Local Information Privacy and Its Application to Privacy-Preserving Data Aggregation
This work addresses privacy protection in data aggregation without trusted third parties, offering incremental improvements over existing methods like LDP by leveraging prior knowledge.
The paper tackles the problem of privacy-preserving data aggregation by introducing local information privacy (LIP), which incorporates context-awareness to model adversary knowledge, and shows that LIP-based mechanisms achieve better utility-privacy tradeoffs than local differential privacy (LDP), with simulations confirming higher utility, especially with skewed prior distributions.

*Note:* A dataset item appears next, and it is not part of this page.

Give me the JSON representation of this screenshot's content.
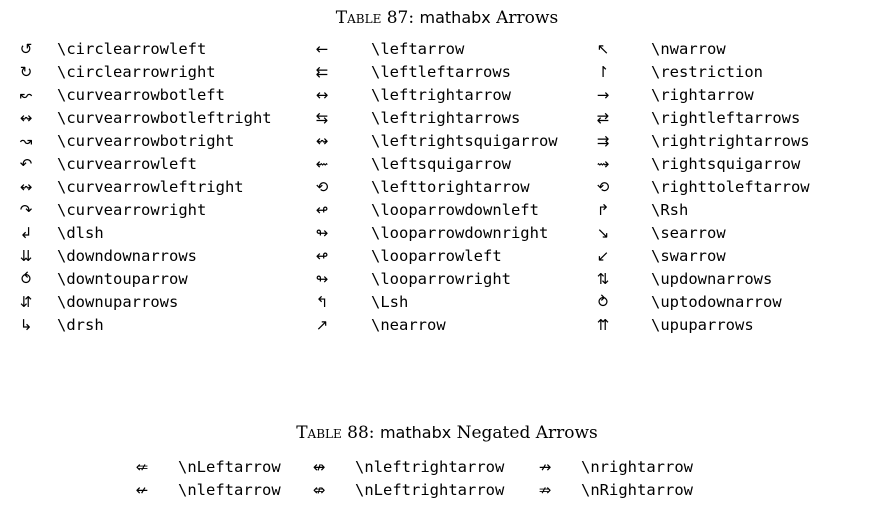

In this paper, we study local information privacy (LIP), and design LIP based mechanisms for statistical aggregation while protecting users' privacy without relying on a trusted third party. The notion of context-awareness is incorporated in LIP, which can be viewed as explicit modeling of the adversary's background knowledge. It enables the design of privacy-preserving mechanisms leveraging the prior distribution, which can potentially achieve a better utility-privacy tradeoff than context-free notions such as Local Differential Privacy (LDP). We present an optimization framework to minimize the mean square error in the data aggregation while protecting the privacy of each individual user's input data or a correlated latent variable while satisfying LIP constraints. Then, we study two different types of applications: (weighted) summation and histogram estimation and derive the optimal context-aware data perturbation parameters for each case, based on randomized response type of mechanism. We further compare the utility-privacy tradeoff between LIP and LDP and theoretically explain why the incorporation of prior knowledge enlarges feasible regions of the perturbation parameters, which thereby leads to higher utility. We also extend the LIP-based privacy mechanisms to the more general case when exact prior knowledge is not available. Finally, we validate our analysis by simulations using both synthetic and real-world data. Results show that our LIP-based privacy mechanism provides better utility-privacy tradeoffs than LDP, and the advantage of LIP is even more significant when the prior distribution is more skewed.